Steve: Right, those kinds of things. And the idea of…what if, as Christians, we actually went to the world and listened to people? Rather than “took it to them.”

Scott: Meet them on their level.

Steve: Yeah, and even say. You know what? You have something to teach me about God.

Right. Instead of saving them, meeting God in them.

Kyle: That doesn’t mean that you’re never going to say anything to them, but you earn their respect by listening and affirming that what they have it is valuable to say.

Ruth: That goes back to Martin Luther.

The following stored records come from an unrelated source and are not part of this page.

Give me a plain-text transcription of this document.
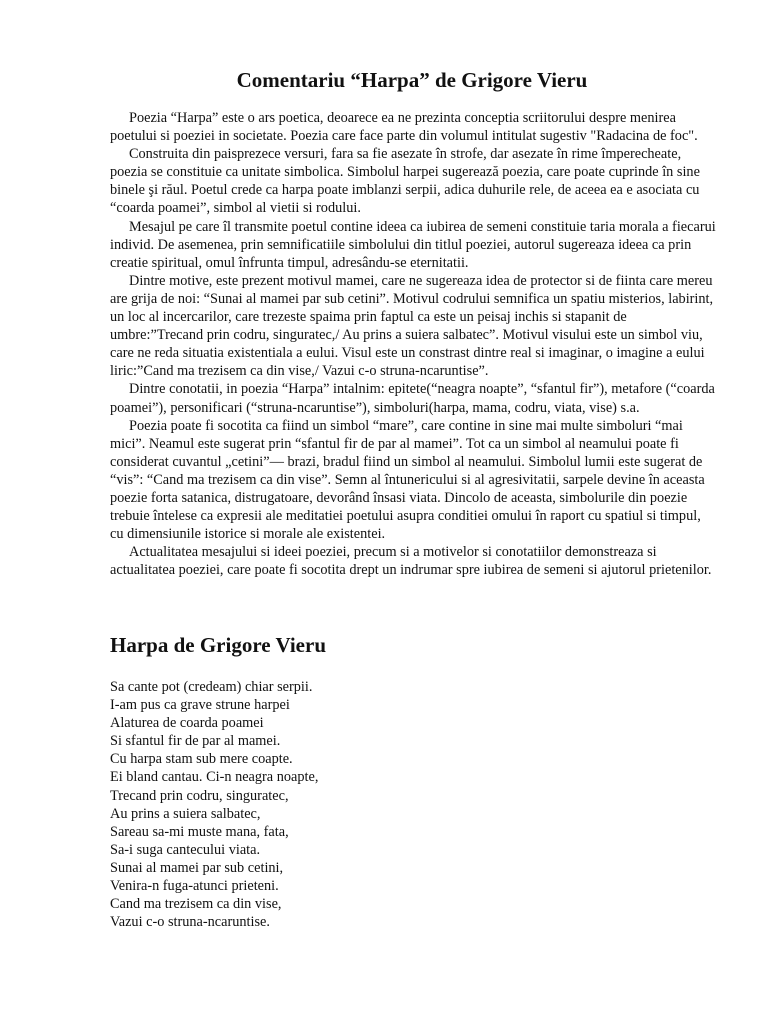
Comentariu “Harpa” de Grigore Vieru

Poezia “Harpa” este o ars poetica, deoarece ea ne prezinta conceptia scriitorului despre menirea poetului si poeziei in societate. Poezia care face parte din volumul intitulat sugestiv "Radacina de foc".

Construita din paisprezece versuri, fara sa fie asezate în strofe, dar asezate în rime împerecheate, poezia se constituie ca unitate simbolica. Simbolul harpei sugerează poezia, care poate cuprinde în sine binele şi răul. Poetul crede ca harpa poate imblanzi serpii, adica duhurile rele, de aceea ea e asociata cu “coarda poamei”, simbol al vietii si rodului.

Mesajul pe care îl transmite poetul contine ideea ca iubirea de semeni constituie taria morala a fiecarui individ. De asemenea, prin semnificatiile simbolului din titlul poeziei, autorul sugereaza ideea ca prin creatie spiritual, omul înfrunta timpul, adresându-se eternitatii.

Dintre motive, este prezent motivul mamei, care ne sugereaza idea de protector si de fiinta care mereu are grija de noi: “Sunai al mamei par sub cetini”. Motivul codrului semnifica un spatiu misterios, labirint, un loc al incercarilor, care trezeste spaima prin faptul ca este un peisaj inchis si stapanit de umbre:”Trecand prin codru, singuratec,/ Au prins a suiera salbatec”. Motivul visului este un simbol viu, care ne reda situatia existentiala a eului. Visul este un constrast dintre real si imaginar, o imagine a eului liric:”Cand ma trezisem ca din vise,/ Vazui c-o struna-ncaruntise”.

Dintre conotatii, in poezia “Harpa” intalnim: epitete(“neagra noapte”, “sfantul fir”), metafore (“coarda poamei”), personificari (“struna-ncaruntise”), simboluri(harpa, mama, codru, viata, vise) s.a.

Poezia poate fi socotita ca fiind un simbol “mare”, care contine in sine mai multe simboluri “mai mici”. Neamul este sugerat prin “sfantul fir de par al mamei”. Tot ca un simbol al neamului poate fi considerat cuvantul „cetini”— brazi, bradul fiind un simbol al neamului. Simbolul lumii este sugerat de “vis”: “Cand ma trezisem ca din vise”. Semn al întunericului si al agresivitatii, sarpele devine în aceasta poezie forta satanica, distrugatoare, devorând însasi viata. Dincolo de aceasta, simbolurile din poezie trebuie întelese ca expresii ale meditatiei poetului asupra conditiei omului în raport cu spatiul si timpul, cu dimensiunile istorice si morale ale existentei.

Actualitatea mesajului si ideei poeziei, precum si a motivelor si conotatiilor demonstreaza si actualitatea poeziei, care poate fi socotita drept un indrumar spre iubirea de semeni si ajutorul prietenilor.

Harpa de Grigore Vieru
Sa cante pot (credeam) chiar serpii.
I-am pus ca grave strune harpei
Alaturea de coarda poamei
Si sfantul fir de par al mamei.
Cu harpa stam sub mere coapte.
Ei bland cantau. Ci-n neagra noapte,
Trecand prin codru, singuratec,
Au prins a suiera salbatec,
Sareau sa-mi muste mana, fata,
Sa-i suga cantecului viata.
Sunai al mamei par sub cetini,
Venira-n fuga-atunci prieteni.
Cand ma trezisem ca din vise,
Vazui c-o struna-ncaruntise.
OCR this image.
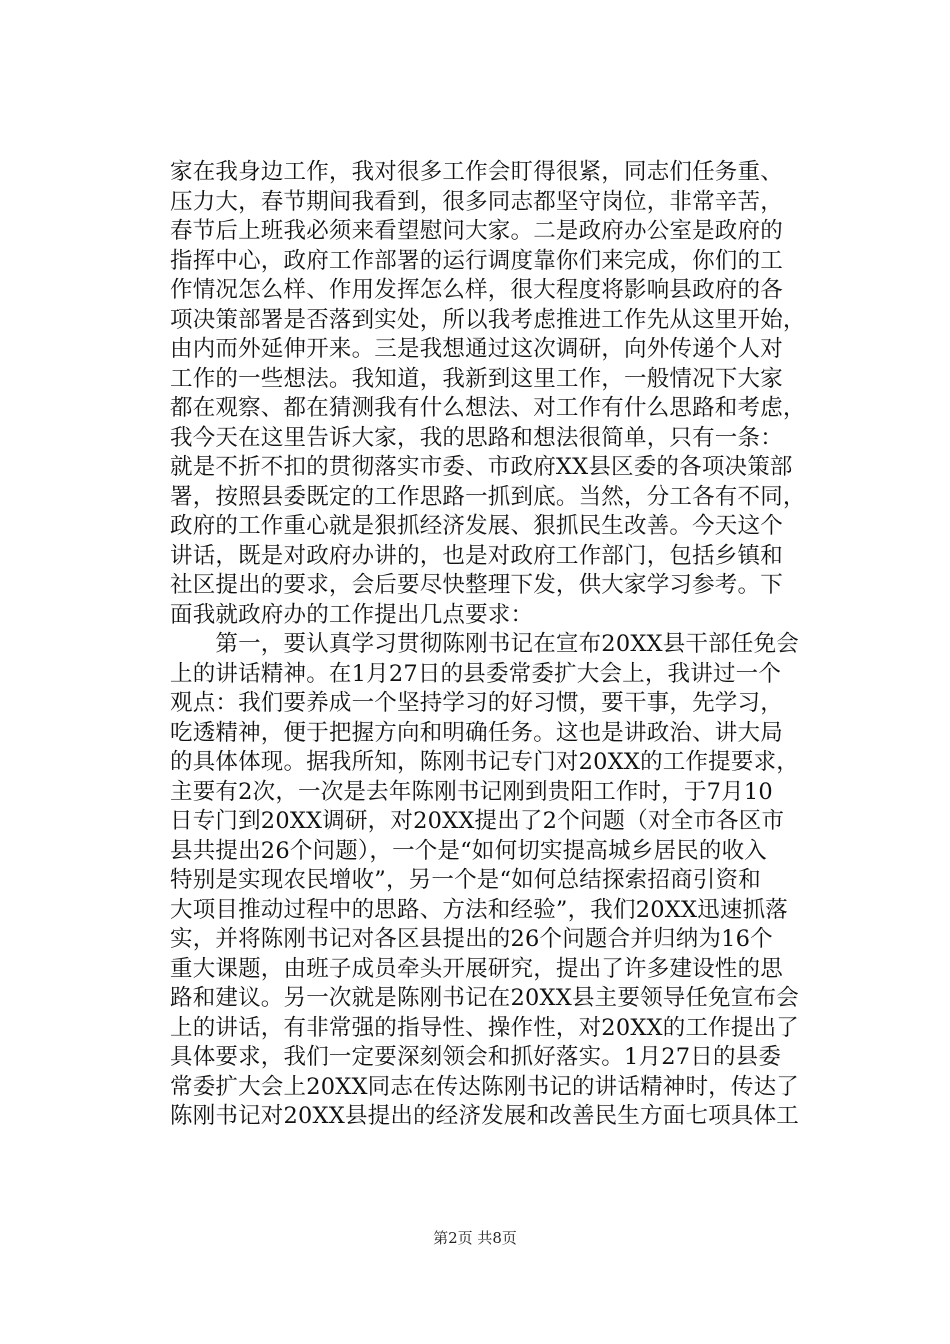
家在我身边工作，我对很多工作会盯得很紧，同志们任务重、
压力大，春节期间我看到，很多同志都坚守岗位，非常辛苦，
春节后上班我必须来看望慰问大家。二是政府办公室是政府的
指挥中心，政府工作部署的运行调度靠你们来完成，你们的工
作情况怎么样、作用发挥怎么样，很大程度将影响县政府的各
项决策部署是否落到实处，所以我考虑推进工作先从这里开始，
由内而外延伸开来。三是我想通过这次调研，向外传递个人对
工作的一些想法。我知道，我新到这里工作，一般情况下大家
都在观察、都在猜测我有什么想法、对工作有什么思路和考虑，
我今天在这里告诉大家，我的思路和想法很简单，只有一条：
就是不折不扣的贯彻落实市委、市政府XX县区委的各项决策部
署，按照县委既定的工作思路一抓到底。当然，分工各有不同，
政府的工作重心就是狠抓经济发展、狠抓民生改善。今天这个
讲话，既是对政府办讲的，也是对政府工作部门，包括乡镇和
社区提出的要求，会后要尽快整理下发，供大家学习参考。下
面我就政府办的工作提出几点要求：
　　第一，要认真学习贯彻陈刚书记在宣布20XX县干部任免会
上的讲话精神。在1月27日的县委常委扩大会上，我讲过一个
观点：我们要养成一个坚持学习的好习惯，要干事，先学习，
吃透精神，便于把握方向和明确任务。这也是讲政治、讲大局
的具体体现。据我所知，陈刚书记专门对20XX的工作提要求，
主要有2次，一次是去年陈刚书记刚到贵阳工作时，于7月10
日专门到20XX调研，对20XX提出了2个问题（对全市各区市
县共提出26个问题），一个是“如何切实提高城乡居民的收入
特别是实现农民增收”，另一个是“如何总结探索招商引资和
大项目推动过程中的思路、方法和经验”，我们20XX迅速抓落
实，并将陈刚书记对各区县提出的26个问题合并归纳为16个
重大课题，由班子成员牵头开展研究，提出了许多建设性的思
路和建议。另一次就是陈刚书记在20XX县主要领导任免宣布会
上的讲话，有非常强的指导性、操作性，对20XX的工作提出了
具体要求，我们一定要深刻领会和抓好落实。1月27日的县委
常委扩大会上20XX同志在传达陈刚书记的讲话精神时，传达了
陈刚书记对20XX县提出的经济发展和改善民生方面七项具体工
第2页 共8页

Anybody can read the Bible themselves. They don’t need the priest. Because I grew up in the Catholic era when my friends didn’t have Bibles in their homes. That has changed, but the idea was: How dare you? You wouldn’t know what this means. So, the Dwelling in the Word is saying that every man, every woman. I understand now.

Steve: yeah. And dwelling in the world. That, one of the…a deep Luther theology…is that God speaks in everything. Luther said, listen to the trees. If we had the imagination—this is social Trinity, now—if we had the imagination that God is actually already present, before we get there, how would that change how you view all of your mundane activities in life?

The walking the dog down the street and you see a neighbor. How does it change that?